The blended fair value of $25.15 is calculated using four lenses: industry median multiples (40%), historical multiples (30%), forward estimates (20%), and quality-adjusted multiples (10%). Monte Carlo simulation (10,000 iterations) gives a range of $22.43 (P10) to $30.90 (P90), with a median of $26.53.
CAPL's current P/E of 19.5x compares to the industry median of 23.8x (7 peers in the group). This represents a -18.1% discount to the industry. The historical average P/E is 24.2x over 7 years. Signal: Discount.
15 analysts cover CAPL with a consensus rating of Hold. The consensus price target is N/A (range: N/A — N/A), implying N/A upside from the current price. Grade breakdown: Strong Buy (0), Buy (6), Hold (8), Sell (1), Strong Sell (0).
The model confidence score is 80/100, based on: data completeness (21), peer quality (25), historical depth (20), earnings stability (4), and model agreement (10). Cyclicality penalty: -0 points. The model shows strong agreement across inputs.
The model flags several key risks: (1) Macro/regulatory risks are not captured in this model but remain material.
Peak earnings risk refers to the possibility that CAPL's current profitability is above its sustainable long-term trend.

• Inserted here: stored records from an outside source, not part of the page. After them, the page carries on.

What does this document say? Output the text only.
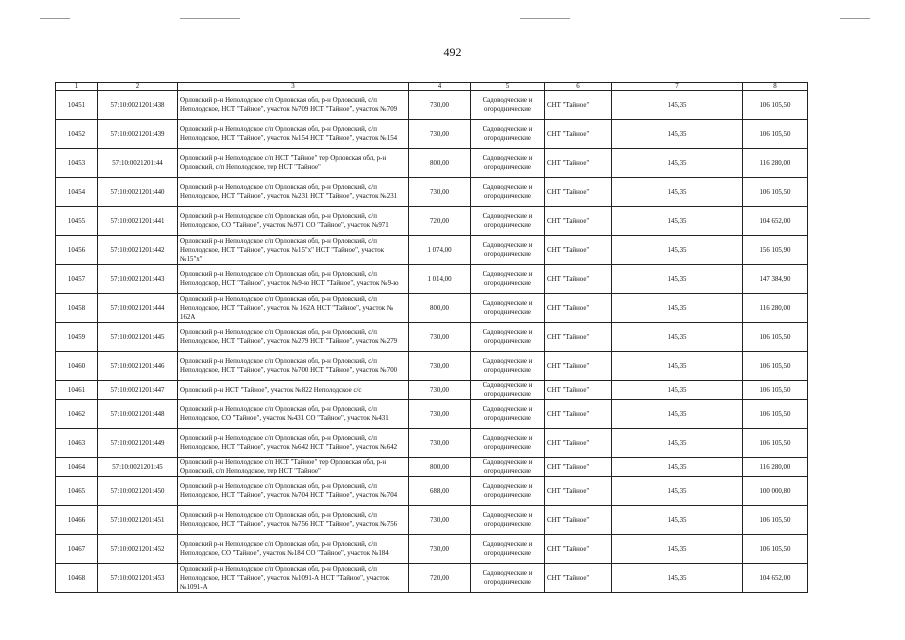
492
1	2	3	4	5	6	7	8
10451	57:10:0021201:438	Орловский р-н Неполодское с/п Орловская обл, р-н Орловский, с/п Неполодское, НСТ "Тайное", участок №709 НСТ "Тайное", участок №709	730,00	Садоводческие и огороднические	СНТ "Тайное"	145,35	106 105,50
10452	57:10:0021201:439	Орловский р-н Неполодское с/п Орловская обл, р-н Орловский, с/п Неполодское, НСТ "Тайное", участок №154 НСТ "Тайное", участок №154	730,00	Садоводческие и огороднические	СНТ "Тайное"	145,35	106 105,50
10453	57:10:0021201:44	Орловский р-н Неполодское с/п НСТ "Тайное" тер Орловская обл, р-н Орловский, с/п Неполодское, тер НСТ "Тайное"	800,00	Садоводческие и огороднические	СНТ "Тайное"	145,35	116 280,00
10454	57:10:0021201:440	Орловский р-н Неполодское с/п Орловская обл, р-н Орловский, с/п Неполодское, НСТ "Тайное", участок №231 НСТ "Тайное", участок №231	730,00	Садоводческие и огороднические	СНТ "Тайное"	145,35	106 105,50
10455	57:10:0021201:441	Орловский р-н Неполодское с/п Орловская обл, р-н Орловский, с/п Неполодское, СО "Тайное", участок №971 СО "Тайное", участок №971	720,00	Садоводческие и огороднические	СНТ "Тайное"	145,35	104 652,00
10456	57:10:0021201:442	Орловский р-н Неполодское с/п Орловская обл, р-н Орловский, с/п Неполодское, НСТ "Тайное", участок №15"х" НСТ "Тайное", участок №15"х"	1 074,00	Садоводческие и огороднические	СНТ "Тайное"	145,35	156 105,90
10457	57:10:0021201:443	Орловский р-н Неполодское с/п Орловская обл, р-н Орловский, с/п Неполодскор, НСТ "Тайное", участок №9-ю НСТ "Тайное", участок №9-ю	1 014,00	Садоводческие и огороднические	СНТ "Тайное"	145,35	147 384,90
10458	57:10:0021201:444	Орловский р-н Неполодское с/п Орловская обл, р-н Орловский, с/п Неполодское, НСТ "Тайное", участок № 162А НСТ "Тайное", участок № 162А	800,00	Садоводческие и огороднические	СНТ "Тайное"	145,35	116 280,00
10459	57:10:0021201:445	Орловский р-н Неполодское с/п Орловская обл, р-н Орловский, с/п Неполодское, НСТ "Тайное", участок №279 НСТ "Тайное", участок №279	730,00	Садоводческие и огороднические	СНТ "Тайное"	145,35	106 105,50
10460	57:10:0021201:446	Орловский р-н Неполодское с/п Орловская обл, р-н Орловский, с/п Неполодское, НСТ "Тайное", участок №700 НСТ "Тайное", участок №700	730,00	Садоводческие и огороднические	СНТ "Тайное"	145,35	106 105,50
10461	57:10:0021201:447	Орловский р-н НСТ "Тайное", участок №822 Неполодское с/с	730,00	Садоводческие и огороднические	СНТ "Тайное"	145,35	106 105,50
10462	57:10:0021201:448	Орловский р-н Неполодское с/п Орловская обл, р-н Орловский, с/п Неполодское, СО "Тайное", участок №431 СО "Тайное", участок №431	730,00	Садоводческие и огороднические	СНТ "Тайное"	145,35	106 105,50
10463	57:10:0021201:449	Орловский р-н Неполодское с/п Орловская обл, р-н Орловский, с/п Неполодское, НСТ "Тайное", участок №642 НСТ "Тайное", участок №642	730,00	Садоводческие и огороднические	СНТ "Тайное"	145,35	106 105,50
10464	57:10:0021201:45	Орловский р-н Неполодское с/п НСТ "Тайное" тер Орловская обл, р-н Орловский, с/п Неполодское, тер НСТ "Тайное"	800,00	Садоводческие и огороднические	СНТ "Тайное"	145,35	116 280,00
10465	57:10:0021201:450	Орловский р-н Неполодское с/п Орловская обл, р-н Орловский, с/п Неполодское, НСТ "Тайное", участок №704 НСТ "Тайное", участок №704	688,00	Садоводческие и огороднические	СНТ "Тайное"	145,35	100 000,80
10466	57:10:0021201:451	Орловский р-н Неполодское с/п Орловская обл, р-н Орловский, с/п Неполодское, НСТ "Тайное", участок №756 НСТ "Тайное", участок №756	730,00	Садоводческие и огороднические	СНТ "Тайное"	145,35	106 105,50
10467	57:10:0021201:452	Орловский р-н Неполодское с/п Орловская обл, р-н Орловский, с/п Неполодское, СО "Тайное", участок №184 СО "Тайное", участок №184	730,00	Садоводческие и огороднические	СНТ "Тайное"	145,35	106 105,50
10468	57:10:0021201:453	Орловский р-н Неполодское с/п Орловская обл, р-н Орловский, с/п Неполодское, НСТ "Тайное", участок №1091-А НСТ "Тайное", участок №1091-А	720,00	Садоводческие и огороднические	СНТ "Тайное"	145,35	104 652,00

The model detects a margin Z-score of -0.4σ, meaning margins are 0.4 standard deviations below their historical average. If margins revert to the 7-year mean (2.5%), the model estimates fair value drops by 29950.0% to approximately $85. This isn't a prediction — it's a scenario analysis.

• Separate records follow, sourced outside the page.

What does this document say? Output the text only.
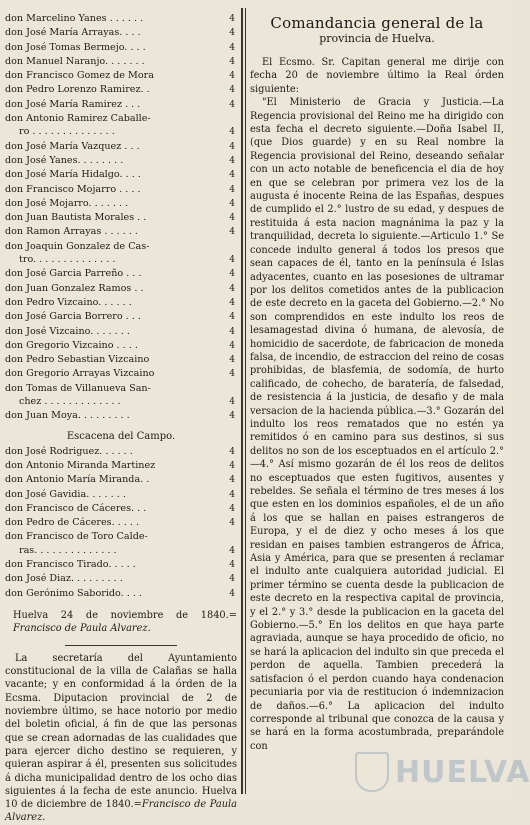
don Marcelino Yanes . . . . . .	4
don José María Arrayas. . . .	4
don José Tomas Bermejo. . . .	4
don Manuel Naranjo. . . . . . .	4
don Francisco Gomez de Mora	4
don Pedro Lorenzo Ramirez. .	4
don José María Ramirez . . .	4
don Antonio Ramirez Caballe-
ro . . . . . . . . . . . . . .	4
don José María Vazquez . . .	4
don José Yanes. . . . . . . .	4
don José María Hidalgo. . . .	4
don Francisco Mojarro . . . .	4
don José Mojarro. . . . . . .	4
don Juan Bautista Morales . .	4
don Ramon Arrayas . . . . . .	4
don Joaquin Gonzalez de Cas-
tro. . . . . . . . . . . . . .	4
don José Garcia Parreño . . .	4
don Juan Gonzalez Ramos . .	4
don Pedro Vizcaino. . . . . .	4
don José Garcia Borrero . . .	4
don José Vizcaino. . . . . . .	4
don Gregorio Vizcaino . . . .	4
don Pedro Sebastian Vizcaino	4
don Gregorio Arrayas Vizcaino	4
don Tomas de Villanueva San-
chez . . . . . . . . . . . . .	4
don Juan Moya. . . . . . . . .	4
Escacena del Campo.
don José Rodriguez. . . . . .	4
don Antonio Miranda Martinez	4
don Antonio María Miranda. .	4
don José Gavidia. . . . . . .	4
don Francisco de Cáceres. . .	4
don Pedro de Cáceres. . . . .	4
don Francisco de Toro Calde-
ras. . . . . . . . . . . . . .	4
don Francisco Tirado. . . . .	4
don José Diaz. . . . . . . . .	4
don Gerónimo Saborido. . . .	4

Huelva 24 de noviembre de 1840.= Francisco de Paula Alvarez.

La secretaría del Ayuntamiento constitucional de la villa de Calañas se halla vacante; y en conformidad á la órden de la Ecsma. Diputacion provincial de 2 de noviembre último, se hace notorio por medio del boletin oficial, á fin de que las personas que se crean adornadas de las cualidades que para ejercer dicho destino se requieren, y quieran aspirar á él, presenten sus solicitudes á dicha municipalidad dentro de los ocho dias siguientes á la fecha de este anuncio. Huelva 10 de diciembre de 1840.=Francisco de Paula Alvarez.

Comandancia general de la
provincia de Huelva.

El Ecsmo. Sr. Capitan general me dirije con fecha 20 de noviembre último la Real órden siguiente:

"El Ministerio de Gracia y Justicia.—La Regencia provisional del Reino me ha dirigido con esta fecha el decreto siguiente.—Doña Isabel II, (que Dios guarde) y en su Real nombre la Regencia provisional del Reino, deseando señalar con un acto notable de beneficencia el dia de hoy en que se celebran por primera vez los de la augusta é inocente Reina de las Españas, despues de cumplido el 2.° lustro de su edad, y despues de restituida á esta nacion magnánima la paz y la tranquilidad, decreta lo siguiente.—Articulo 1.° Se concede indulto general á todos los presos que sean capaces de él, tanto en la península é Islas adyacentes, cuanto en las posesiones de ultramar por los delitos cometidos antes de la publicacion de este decreto en la gaceta del Gobierno.—2.° No son comprendidos en este indulto los reos de lesamagestad divina ó humana, de alevosía, de homicidio de sacerdote, de fabricacion de moneda falsa, de incendio, de estraccion del reino de cosas prohibidas, de blasfemia, de sodomía, de hurto calificado, de cohecho, de baratería, de falsedad, de resistencia á la justicia, de desafio y de mala versacion de la hacienda pública.—3.° Gozarán del indulto los reos rematados que no estén ya remitidos ó en camino para sus destinos, si sus delitos no son de los esceptuados en el artículo 2.°—4.° Así mismo gozarán de él los reos de delitos no esceptuados que esten fugitivos, ausentes y rebeldes. Se señala el término de tres meses á los que esten en los dominios españoles, el de un año á los que se hallan en paises estrangeros de Europa, y el de diez y ocho meses á los que residan en paises tambien estrangeros de África, Asia y América, para que se presenten á reclamar el indulto ante cualquiera autoridad judicial. El primer término se cuenta desde la publicacion de este decreto en la respectiva capital de provincia, y el 2.° y 3.° desde la publicacion en la gaceta del Gobierno.—5.° En los delitos en que haya parte agraviada, aunque se haya procedido de oficio, no se hará la aplicacion del indulto sin que preceda el perdon de aquella. Tambien precederá la satisfacion ó el perdon cuando haya condenacion pecuniaria por via de restitucion ó indemnizacion de daños.—6.° La aplicacion del indulto corresponde al tribunal que conozca de la causa y se hará en la forma acostumbrada, preparándole con

HUELVA
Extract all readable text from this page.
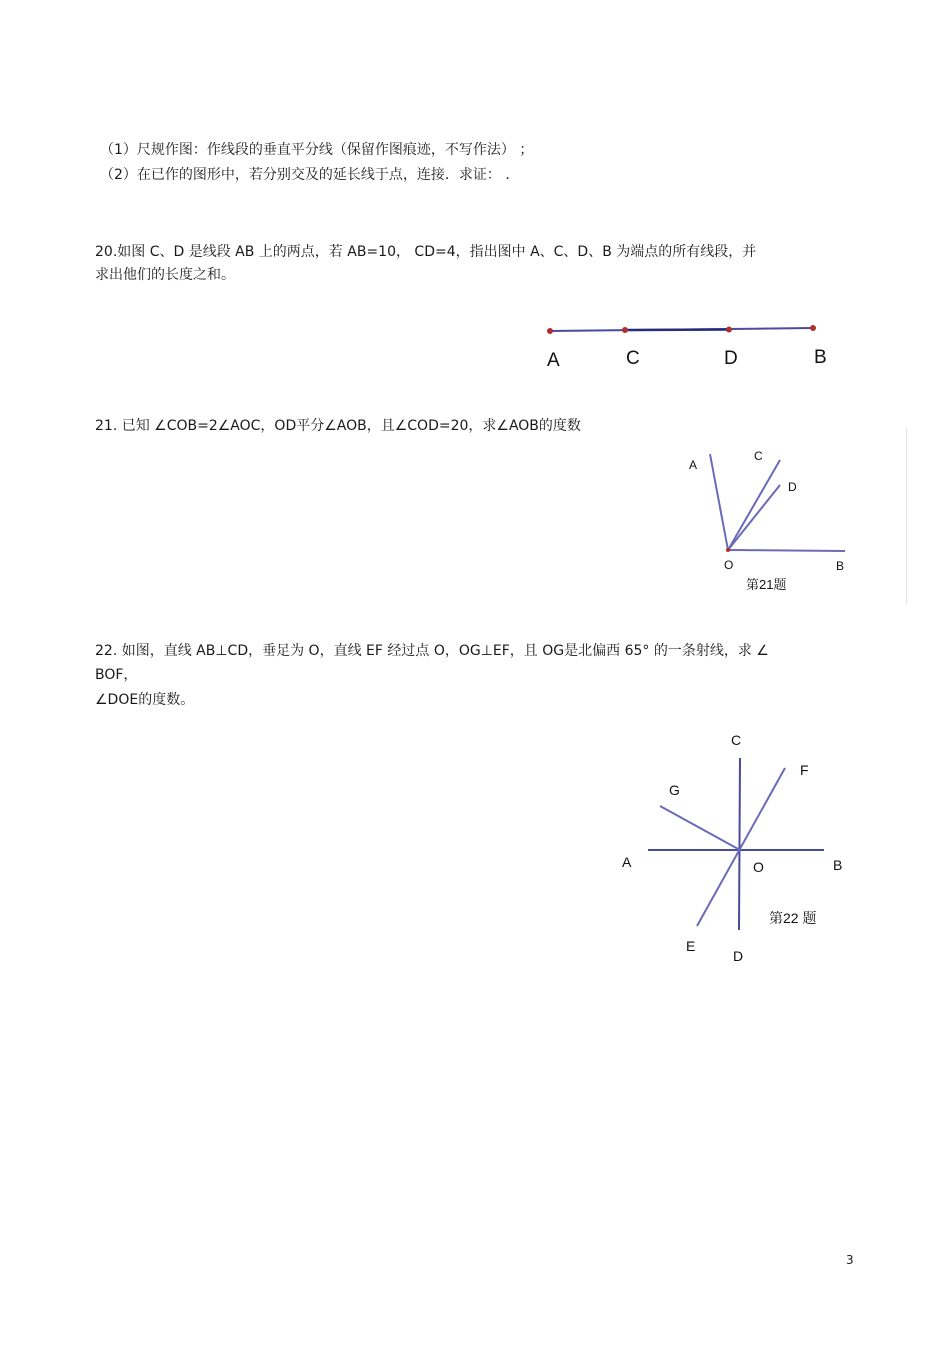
（1）尺规作图：作线段的垂直平分线（保留作图痕迹，不写作法） ；
（2）在已作的图形中，若分别交及的延长线于点，连接．求证： ．
20.如图 C、D 是线段 AB 上的两点，若 AB=10， CD=4，指出图中 A、C、D、B 为端点的所有线段，并
求出他们的长度之和。
A	C	D	B
21. 已知 ∠COB=2∠AOC，OD平分∠AOB，且∠COD=20，求∠AOB的度数
A
C
D
O	B
第21题
22. 如图，直线 AB⊥CD，垂足为 O，直线 EF 经过点 O，OG⊥EF，且 OG是北偏西 65° 的一条射线，求 ∠
BOF，
∠DOE的度数。
C
F
G
A	O	B
第22 题
E
D
3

No. This dashboard is a quantitative research tool for educational and informational purposes only. It is not investment advice, a solicitation, or a recommendation to buy, sell, or hold any security. The operator of this platform is not a registered investment advisor (RIA), broker-dealer, or financial planner. All model outputs, fair value estimates, signals, and scenarios are the result of automated quantitative computations and should not be construed as professional financial guidance. You should consult a qualified, licensed financial advisor before making any investment decisions. Past model performance is not indicative of future results.